Even the author tells it in the interesting introduction: “This book of documentary photography does not arise from the learning of any school, but is the exclusive result of experience. If what you expect are academic rules, you are going to be disappointed; here everything is practical and there are no academic rules. Here I will be able to explain to you how to hire a fixer, how to move around in a refugee camp, how to try to remain unnoticed […] but never anything that you have been able to learn in a classroom“.
As he also comments, the book is directed both professional photographer you want “incorporate new experiences” as the initiate “you just finished your photography studies and don’t know where to start“. We totally agree, it is a book aimed especially at those who are thinking of dedicating themselves to photojournalism, although occasionally also for those interested in any of the topics it talks about … But, yes, it is not suitable for all audiences .
Of course, while (it is assumed) the first part would contain the most information, in the form of advice on how to engage in documentary photography, it seems to us that the second part is much more interesting. This is because the first is somewhat thick; It is clear that the author speaks from deep knowledge, and tells things as they are, but it seems to us that someone without experience, who tried to put himself in the shoes of a photojournalist following his advice, would find that it is very difficult to put what is here into practice commented.
It is only one impression, perhaps because of a language that is too academic and somewhat distant; or maybe it’s the fault of a complicated syntax, with excessively long sentences (It is noted that, in addition to being a photographer, Javier is a philosopher). Anyway, from chapter four things change a lot and the book becomes a kind of novel, where the author’s style already goes unnoticed and hook for the interest of what counts.

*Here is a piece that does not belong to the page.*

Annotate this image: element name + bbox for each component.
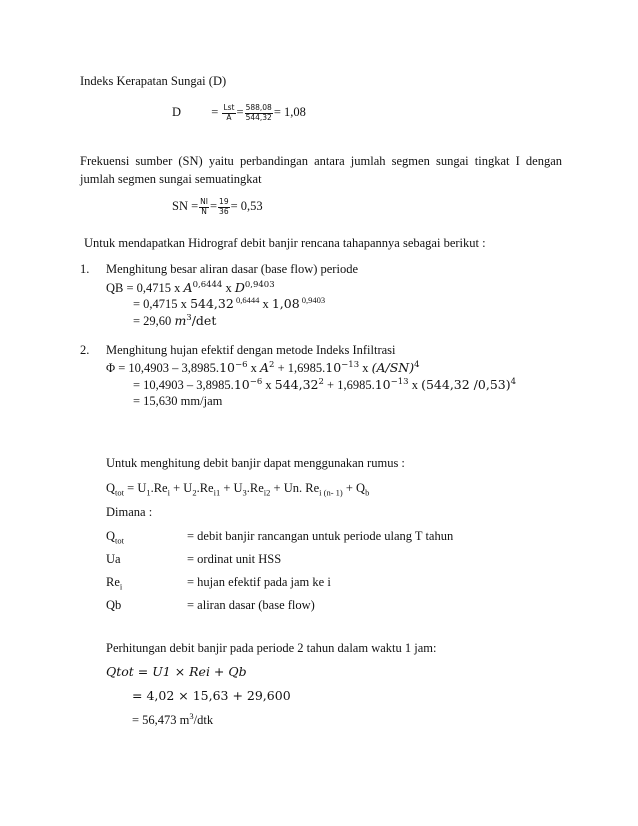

Of course, what counts is quite devastating; that is why it is not a book for “candid souls”, because there are chapters where what is said and what is seen in the photos it’s hard, very hard. A book for mature minds because it tells raw and heartbreaking stories about matters like acid attacks (and how their victims try to lead as normal lives as possible). He also tells us about his “adventures” in the midst of a terrible humanitarian catastrophe such as Typhoon Haiyan in the Philippines, or the ethnic cleansing carried out against the Ronhinyas in Burma.
For all this, if only for this second part, of course the book it’s very worth it (more for an amount of money that today is not going anywhere). And, as we said before, not only to “open the eyes” of a young man who dreams of being a photojournalist, but also for a photographer who has ever thought of the idea and, by extension, to any person aware of issues of solidarity, human rights, humanitarian and environmental catastrophes, etc.